マイクロタンパク質（miP）は小さなORFにコードされているタンパク質で、① 140アミノ酸以下の大きさ、② タンパク質-タンパク質相互作用に関与するドメインを有している、③ 大きなタンパク質と類似したアミノ酸配列をしている、といった特徴があり、様々な機能が報告されている。中国 北京大学のZhong らは、BBXファミリーに属するシロイヌナズナのマイクロタンパク質miP1a、miP1bの芽生えの成長における役割を調査した。芽生えでのmiP1a 、miP1b の発現部位をGUS染色アッセイで調査したところ、どちらも子葉、子葉と胚軸の接合部、胚軸と根の接合部で発現しており、これはPHYTOCHROME-INTERACTING FACTORs（PIFs ）やETHYLENE-INSENSITIVE 3（EIN3 ）の発現パターンと類似していた。miP1a/b の発現は、暗所で育成した芽生えに光照射することで急速に増加し、照射2時間後には減少した。miP1a/bタンパク質も光照射によって増加し、照射8時間目以降は減少した。miP1a/bはB-boxドメインを介してPIFsやEIN3と直接相互作用をすることが確認された。PIF3やEIN3は生体内において四量体を形成しているが、miP1a/bはこのオリゴマー形成を抑制した。さらに、miP1a/bはPIF3やEIN3のターゲット遺伝子への結合を阻害して転写活性を抑制していた。miP1a もしくはmiP1b を過剰発現させた系統（miP1a-ox、miP1b-ox）の暗所育成芽生えは、光照射した際の茎頂フックの立ち上がりや子葉の展開が野生型よりも早くなり、逆に、miP1a miP1b 二重変異体では遅くなった。
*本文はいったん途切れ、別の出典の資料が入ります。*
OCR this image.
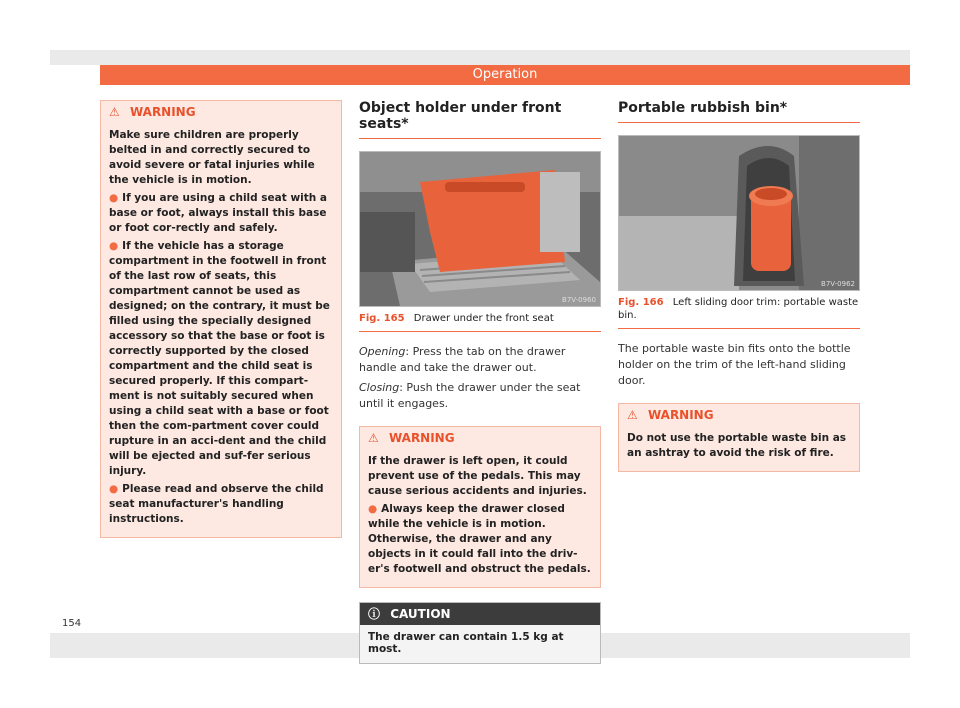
Operation
⚠ WARNING

Make sure children are properly belted in and correctly secured to avoid severe or fatal injuries while the vehicle is in motion.

● If you are using a child seat with a base or foot, always install this base or foot cor-rectly and safely.

● If the vehicle has a storage compartment in the footwell in front of the last row of seats, this compartment cannot be used as designed; on the contrary, it must be filled using the specially designed accessory so that the base or foot is correctly supported by the closed compartment and the child seat is secured properly. If this compart-ment is not suitably secured when using a child seat with a base or foot then the com-partment cover could rupture in an acci-dent and the child will be ejected and suf-fer serious injury.

● Please read and observe the child seat manufacturer's handling instructions.

Object holder under front seats*
B7V-0960
Fig. 165 Drawer under the front seat

Opening: Press the tab on the drawer handle and take the drawer out.

Closing: Push the drawer under the seat until it engages.

⚠ WARNING

If the drawer is left open, it could prevent use of the pedals. This may cause serious accidents and injuries.

● Always keep the drawer closed while the vehicle is in motion. Otherwise, the drawer and any objects in it could fall into the driv-er's footwell and obstruct the pedals.

ⓘ CAUTION
The drawer can contain 1.5 kg at most.
Portable rubbish bin*
B7V-0962
Fig. 166 Left sliding door trim: portable waste bin.

The portable waste bin fits onto the bottle holder on the trim of the left-hand sliding door.

⚠ WARNING

Do not use the portable waste bin as an ashtray to avoid the risk of fire.

154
miP1a-ox、miP1b-oxの子葉は、暗所育成時から野生型よりも大きく、光照射による拡大の程度も大きくなっていた。一方、miP1a miP1b 二重変異体の子葉は光照射に対する感受性が低下していた。PIF3 を過剰発現させた芽生えは光照射後のフックや子葉の展開が遅延し、子葉の拡張も少ないが、miP1a もしくはmiP1b を過剰発現させることでPIF3による脱黄化の阻害が抑制された。EIN3 を過剰発現させた黄化芽生えはフックが強く屈曲し、光照射後の子葉の展開や拡張が抑制されるが、miP1a を恒常的に発現するT-DNA挿入miP1a-D 機能獲得変異を導入することで屈曲の程度が緩和され、光照射後の子葉の展開や拡張も回復した。以上の結果から、miP1a/bはPIF3やEIN3のオリゴマー形成を直接阻害することで光照射により誘導される光形態形成を促進していると考えられる。